Überproportional viele Frauen gehören zu unseren AnhängerInnen. Wir hätten im Wahlkampf Kathrin Göhring-Eckart mehr nach vorne stellen sollen. Aus einer Frauensicht ist es schwierig nur Angela Merkel auf dem Bildschirm als  weibliche Identifikationsperson zu sehen und dann fast nur noch Männer. Gerade doch auch deshalb, weil ein Typ wie Peer Steinbrück aus der Frauenperspektive Vorbehalte  auslöst.

Eindrücke an den Wahlkampfständen in Bremen – Testwahl für Bremen!?

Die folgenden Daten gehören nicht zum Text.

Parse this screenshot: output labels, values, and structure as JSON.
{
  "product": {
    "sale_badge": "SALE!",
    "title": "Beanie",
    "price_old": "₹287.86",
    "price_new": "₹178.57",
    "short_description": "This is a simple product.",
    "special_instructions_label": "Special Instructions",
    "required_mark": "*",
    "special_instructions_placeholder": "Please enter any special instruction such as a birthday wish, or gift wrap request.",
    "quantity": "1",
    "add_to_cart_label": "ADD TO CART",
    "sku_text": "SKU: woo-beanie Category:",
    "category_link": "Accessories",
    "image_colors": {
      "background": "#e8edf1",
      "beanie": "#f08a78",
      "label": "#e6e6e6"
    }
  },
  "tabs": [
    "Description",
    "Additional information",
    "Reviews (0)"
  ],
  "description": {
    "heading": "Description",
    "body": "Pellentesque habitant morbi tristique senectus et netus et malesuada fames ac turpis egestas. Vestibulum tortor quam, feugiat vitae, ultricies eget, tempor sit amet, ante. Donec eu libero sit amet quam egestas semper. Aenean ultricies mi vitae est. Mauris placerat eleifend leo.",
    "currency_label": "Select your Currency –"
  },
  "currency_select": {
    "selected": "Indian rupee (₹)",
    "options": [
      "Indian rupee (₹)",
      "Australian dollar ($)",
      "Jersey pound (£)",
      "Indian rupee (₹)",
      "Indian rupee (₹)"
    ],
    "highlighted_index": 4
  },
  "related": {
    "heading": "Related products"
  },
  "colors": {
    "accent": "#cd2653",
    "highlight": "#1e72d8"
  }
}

Interessanterweise spielten Bundesthemen an den Wahlkampfständen an den ich war eine untergeordnete Rolle. Auch die zum Schluss aufkeimende Pädophilie-Debatte, löste eher ein „Ihr tut mir leid! Das ist unfair! Und die CDU hat es gerade nötig! aus. Viel Kritik mussten wir einstecken für unsere Bildungspolitik. Sei es Kita-Betreuung, Ganztagsschulbetreuung oder Ausstattung der öffentlichen Hochschulen, wenn man gleichzeitig Geld für die Jacobs Universitiy hat. Dabei stand nicht im Zentrum man solle mehr Geld ausgeben, aber man möge es anders ausgeben. Ich habe es selten erlebt, dass Landesthemen bei einer Bundestagswahl dermaßen im Fokus standen. Das sollte uns zu denken geben. Unsere Anhängerschaft interessiert sich in erster Line für ökologische Nachhaltigkeit und nachhaltige Bildung. Sie ist überwiegend bildungsaffin und hat konkrete Erwartungshaltungen an uns in der Bildungspolitik. Nicht alle finden im Moment offenbar ausreichend Argumente, warum sie uns wählen sollten. Hier gilt es Vertrauen zurück zu gewinnen bzw. zumindest nicht weiter zu verspielen. Wie uns das gelingen kann und welche Angebote wir machen, sollten wir möglichst breit in der Partei diskutieren. Die Linke versucht gerade die Lücke zu besetzen, die wir aufmachen. Sie ist kompetenter als in der letzten Legislaturperiode und gewinnt Vertrauen. Sie baut sich gerade als interessanter Koalitionspartner für die SPD auf. Wir sollten gemeinsam diskutieren, wie wir verlorengegangen Vertrauen zurückgewinnen können. Das geht nur, wenn wir den Menschen darlegen können, was sie von uns haben. Und das ist in der Regel sehr konkret. Egal, ob es um den Kita-Platz, den Ganztagsschulplatz, den Studienplatz oder bezahlbaren Wohnraum geht. Wir sollten gemeinsam daran arbeiten, dass wir auch nach der nächsten Bürgerschaftswahl unsere Gestaltungsoption behalten.